After market Motor + Belt drive for Verdier


I have been looking to upgrade my TT motor and belt drive for some time now. I use a Nouvelle Verdier and its only sore point is its motor and silk thread drive. It is not bad, it gets the job done. The sound is neat and in general non-offensive. However, when I used a 0.25 inch magnetic tape (reel to reel) to drive the platter the overall sound became more dynamic, voices sounded younger, instruments sounded happier. It was as if the pitch of all the instruments became more realistic. But then I also heard more of the irregularities of the motor rotation, the timing of instruments messed up a little. The background was no more as clean as the thread drive.

This told me two things:
1. Silk thread is good but it affects music in a way that makes the performance a bit sleepy.

2. The stock motor is not good enough to accommodate a tighter coupling with the platter.

So, I am now looking for after market motor and belt drive solution. I looked at Teres motor but for that to work they require a sensor to be placed under the platter but my TT doesnt have enough gap between the platter and plinth to place the sensor. I am looking for some viable suggestions here.

A friend of mine suggested me to consider a flywheel between the motor and the platter which will absorb the motor irregularities. I dont know if it is worth a try because I see many good TTs do not have a flywheel, that means a good motor is all I need I guess but I am open to the flywheel idea also.
pani

Showing 3 responses by salectric

Anyone using the stock Platine Verdier DC motor should look into replacing the wall-powered supply with a battery. There is at least one retailer in the UK who sells an after-market battery for the PV.

I have a Galibier Gavia in my system which uses a large battery to supply DC voltage to the motor controller. I have compared the battery a number of times to wall-powered supplies, and the battery always sounds better.
Ct0517, the voltage regulator is already in your PV motor controller. You will simply connect the battery in place of the wall-powered supply. Picture this---the PV motor runs on DC and the motor speed is controlled by the exact DC voltage fed to the motor. The controller is simply a voltage regulator that allows the user to change the DC voltage slightly in order to adjust the motor speed and then maintain it at a constant speed.
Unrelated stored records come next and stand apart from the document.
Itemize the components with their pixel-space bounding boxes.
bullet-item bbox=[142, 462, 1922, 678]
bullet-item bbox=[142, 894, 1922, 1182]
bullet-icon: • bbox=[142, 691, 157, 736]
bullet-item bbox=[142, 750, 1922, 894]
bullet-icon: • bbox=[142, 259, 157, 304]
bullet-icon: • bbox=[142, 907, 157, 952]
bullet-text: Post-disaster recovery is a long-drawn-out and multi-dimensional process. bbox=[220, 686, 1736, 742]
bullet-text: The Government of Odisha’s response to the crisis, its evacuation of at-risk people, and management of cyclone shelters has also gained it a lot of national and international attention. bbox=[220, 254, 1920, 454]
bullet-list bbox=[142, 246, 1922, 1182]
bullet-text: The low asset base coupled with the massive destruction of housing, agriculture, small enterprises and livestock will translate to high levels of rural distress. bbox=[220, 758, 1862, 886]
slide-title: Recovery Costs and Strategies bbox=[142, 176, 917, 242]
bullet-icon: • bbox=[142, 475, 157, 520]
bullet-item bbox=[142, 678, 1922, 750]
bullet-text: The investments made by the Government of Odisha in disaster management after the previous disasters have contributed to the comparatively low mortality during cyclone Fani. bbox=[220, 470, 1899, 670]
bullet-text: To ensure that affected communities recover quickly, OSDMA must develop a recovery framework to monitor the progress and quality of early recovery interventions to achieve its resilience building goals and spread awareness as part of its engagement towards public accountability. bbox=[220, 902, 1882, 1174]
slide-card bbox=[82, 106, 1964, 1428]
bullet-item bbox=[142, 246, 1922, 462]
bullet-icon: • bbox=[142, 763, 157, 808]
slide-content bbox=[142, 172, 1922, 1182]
The controller needs to be fed an input DC voltage to function, i.e. it needs a voltage supply somewhat higher than the regulated output voltage being fed to the motor. That "raw" DC voltage can come from a wall-powered supply that includes a small transformer to reduce the AC line voltage to a lower AC voltage and a rectifier to change the AC to DC and some capacitors to smooth out the DC voltage. That is the approach in the PV---a small wall-powered DC supply that feeds the controller. However, you can easily duplicate the function of the wall-powered supply with a battery that has about about the same raw DC voltage as the wall-powered supply. The controller circuitry is not changed when you go to a battery supply.

I don't recall the exact voltages in the PV supply and motor. I actually have a Galibier Gavia which uses a similar arrangement. In my case, the motor runs on around 5vdc so that is the approximate output voltge of the Galibier controller. I use a big battery designed for jump-starting autos, and it puts out roughly 12 to 14 volts DC which is more than enough for the controller.

It's been several years since I heard a friend's PV that was rigged up so we could switch between a battery and the stock wall-powered supply, but as I recall he used a similar battery as mine.

The current drain on the battery is infinitessimal compared to its intended use with automobiles. Consequently, the battery can go long periods of time without recharging. I typically connect mine to the charger every month or two.
It sounds like your present power supply is in the same box as the controller. (It's been too long since I saw a PV for me to recall how it was laid out.) That will mean someone will have to open up the box and attach some leads that bypass the internal power supply so the battery can be connected directly to the controller/regulator circuitry. This is quite easy to do for someone who has some minimal experience in electronics.